2020 marked a historic year for the European Union. Forced to respond to the unprecedented challenges of the COVID-19 health crisis, European governments and monetary policy-makers stepped up and delivered.
For the first time in the history of the union, Europe issued common debt. So impressive was the demand and the package that the Euro, the common currency, felt the effects immediately – it rose from 1.06 at the start of the pandemic to over 1.23. Even now, almost twelve months into the crisis, the Euro exchange rate against the dollar remains elevated, well above 1.20 in the last week.

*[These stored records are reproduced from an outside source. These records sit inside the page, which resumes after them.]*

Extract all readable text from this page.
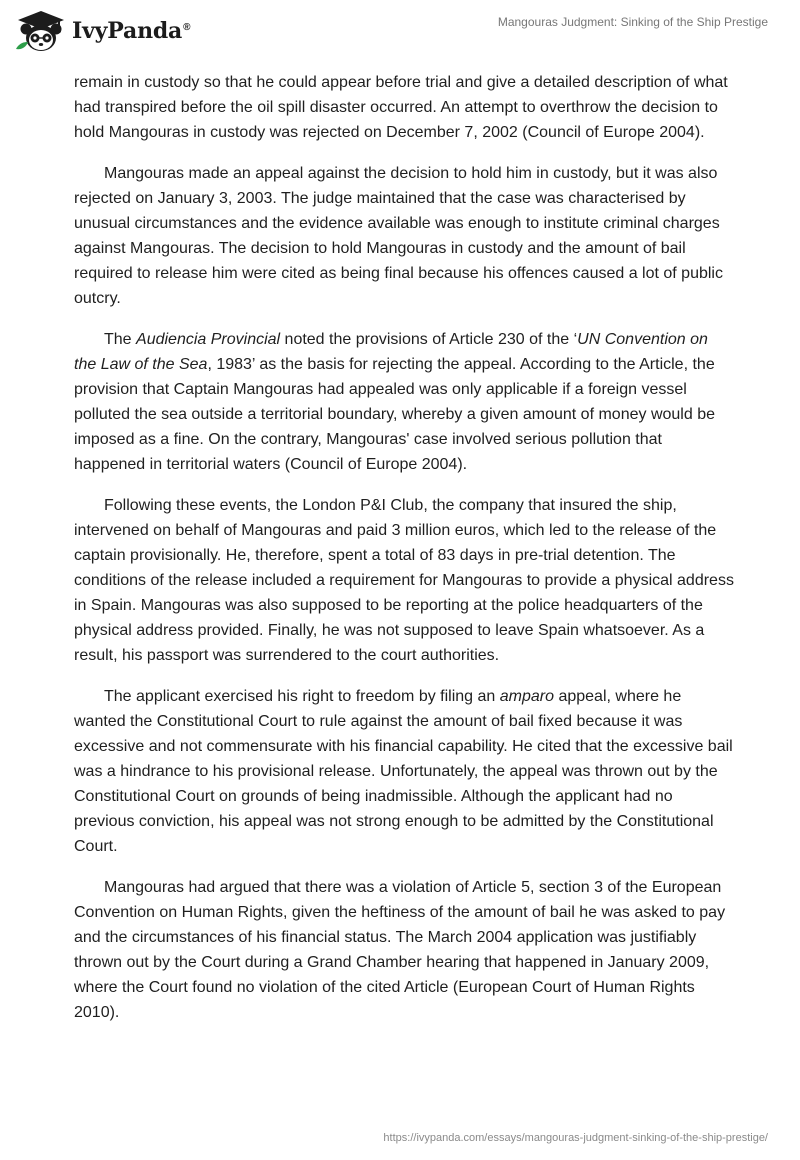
IvyPanda®	Mangouras Judgment: Sinking of the Ship Prestige

remain in custody so that he could appear before trial and give a detailed description of what had transpired before the oil spill disaster occurred. An attempt to overthrow the decision to hold Mangouras in custody was rejected on December 7, 2002 (Council of Europe 2004).

Mangouras made an appeal against the decision to hold him in custody, but it was also rejected on January 3, 2003. The judge maintained that the case was characterised by unusual circumstances and the evidence available was enough to institute criminal charges against Mangouras. The decision to hold Mangouras in custody and the amount of bail required to release him were cited as being final because his offences caused a lot of public outcry.

The Audiencia Provincial noted the provisions of Article 230 of the ‘UN Convention on the Law of the Sea, 1983’ as the basis for rejecting the appeal. According to the Article, the provision that Captain Mangouras had appealed was only applicable if a foreign vessel polluted the sea outside a territorial boundary, whereby a given amount of money would be imposed as a fine. On the contrary, Mangouras' case involved serious pollution that happened in territorial waters (Council of Europe 2004).

Following these events, the London P&I Club, the company that insured the ship, intervened on behalf of Mangouras and paid 3 million euros, which led to the release of the captain provisionally. He, therefore, spent a total of 83 days in pre-trial detention. The conditions of the release included a requirement for Mangouras to provide a physical address in Spain. Mangouras was also supposed to be reporting at the police headquarters of the physical address provided. Finally, he was not supposed to leave Spain whatsoever. As a result, his passport was surrendered to the court authorities.

The applicant exercised his right to freedom by filing an amparo appeal, where he wanted the Constitutional Court to rule against the amount of bail fixed because it was excessive and not commensurate with his financial capability. He cited that the excessive bail was a hindrance to his provisional release. Unfortunately, the appeal was thrown out by the Constitutional Court on grounds of being inadmissible. Although the applicant had no previous conviction, his appeal was not strong enough to be admitted by the Constitutional Court.

Mangouras had argued that there was a violation of Article 5, section 3 of the European Convention on Human Rights, given the heftiness of the amount of bail he was asked to pay and the circumstances of his financial status. The March 2004 application was justifiably thrown out by the Court during a Grand Chamber hearing that happened in January 2009, where the Court found no violation of the cited Article (European Court of Human Rights 2010).

https://ivypanda.com/essays/mangouras-judgment-sinking-of-the-ship-prestige/
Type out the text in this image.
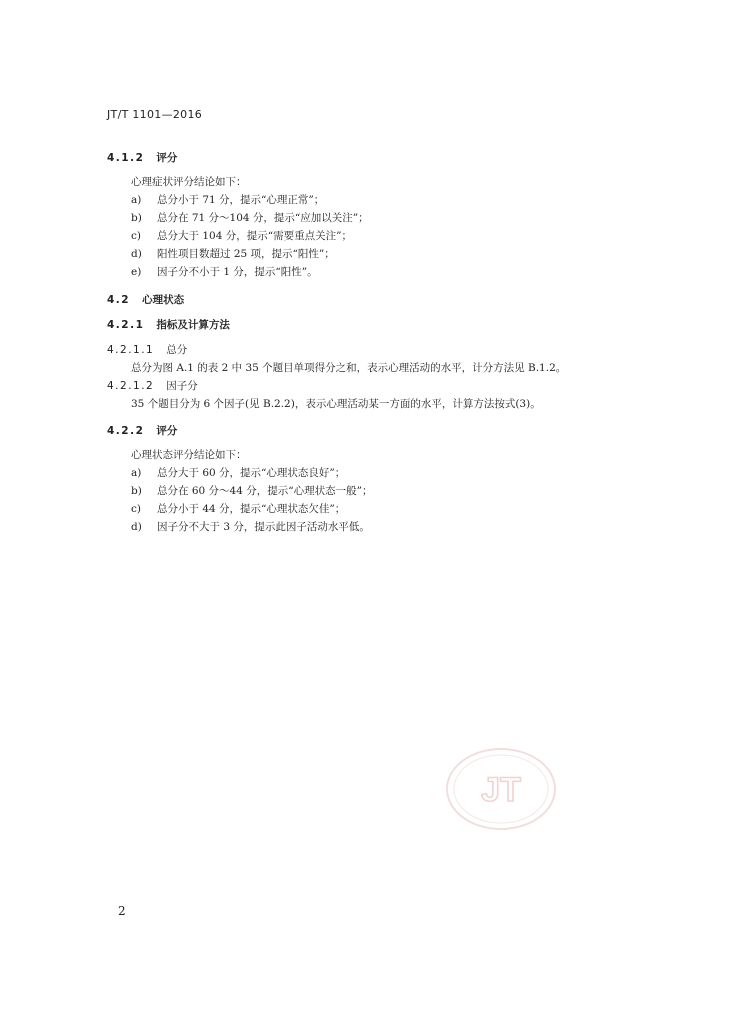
JT/T 1101—2016
4.1.2 评分
心理症状评分结论如下：
a) 总分小于 71 分，提示“心理正常”；
b) 总分在 71 分～104 分，提示“应加以关注”；
c) 总分大于 104 分，提示“需要重点关注”；
d) 阳性项目数超过 25 项，提示“阳性”；
e) 因子分不小于 1 分，提示“阳性”。
4.2 心理状态
4.2.1 指标及计算方法
4.2.1.1 总分
总分为图 A.1 的表 2 中 35 个题目单项得分之和，表示心理活动的水平，计分方法见 B.1.2。
4.2.1.2 因子分
35 个题目分为 6 个因子(见 B.2.2)，表示心理活动某一方面的水平，计算方法按式(3)。
4.2.2 评分
心理状态评分结论如下：
a) 总分大于 60 分，提示“心理状态良好”；
b) 总分在 60 分～44 分，提示“心理状态一般”；
c) 总分小于 44 分，提示“心理状态欠佳”；
d) 因子分不大于 3 分，提示此因子活动水平低。
JT
2
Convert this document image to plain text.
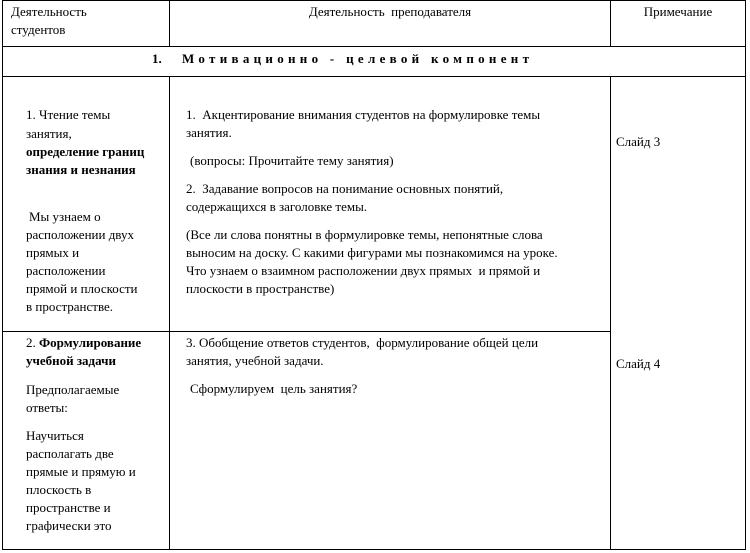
Деятельность
студентов
Деятельность  преподавателя	Примечание
1. Мотивационно - целевой компонент
1. Чтение темы
занятия,
определение границ
знания и незнания
Мы узнаем о
расположении двух
прямых и
расположении
прямой и плоскости
в пространстве.
1.  Акцентирование внимания студентов на формулировке темы
занятия.
(вопросы: Прочитайте тему занятия)
2.  Задавание вопросов на понимание основных понятий,
содержащихся в заголовке темы.
(Все ли слова понятны в формулировке темы, непонятные слова
выносим на доску. С какими фигурами мы познакомимся на уроке.
Что узнаем о взаимном расположении двух прямых  и прямой и
плоскости в пространстве)
Слайд 3
2. Формулирование
учебной задачи
Предполагаемые
ответы:
Научиться
располагать две
прямые и прямую и
плоскость в
пространстве и
графически это
3. Обобщение ответов студентов,  формулирование общей цели
занятия, учебной задачи.
Сформулируем  цель занятия?
Слайд 4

Yet, dark clouds appear on the horizon. Despite the massive fiscal and monetary policies, the European effort and response to the pandemic fades in front of what the United States delivered. If these are measures to support economic recovery, then the chart below reveals a sharp discrepancy between the European response to the crisis and the American one. Hence, economic recovery on the other side of the Ocean should outpace the European one. Furthermore, the risk here is that the hesitation from the fiscal authorities in Europe may lead to another decade of weak economic growth.
It Is Not the First Time When Europe Takes a Step Back
The 2008-2009 Great Financial Crisis led to a recession in most advanced economies. When analyzing recessions, economies like to refer to the last known crisis for the simple reason that the conditions are the closest to the current ones.
After the crisis, the United States led the way out of it. The unconventional monetary policy measured, applied for the first time in the United States by the Fed, were quickly copied throughout the rest of the advanced world. They paid off – but not in Europe.
While the United States economy recovered fast and forced the Fed to start a hiking cycle that led the federal funds rate to over 2%, Europe faced another decade of insignificant economic growth. The reason was the 2012 sovereign crisis and the outcome of it – negative rates that were not lifted ever since.
Therefore, Europe lost a decade already, and it is at risk of losing another as the world nears the end of the pandemic. The chart above is a cause of concern for the European recovery robustness. And after all, for the Euro as well.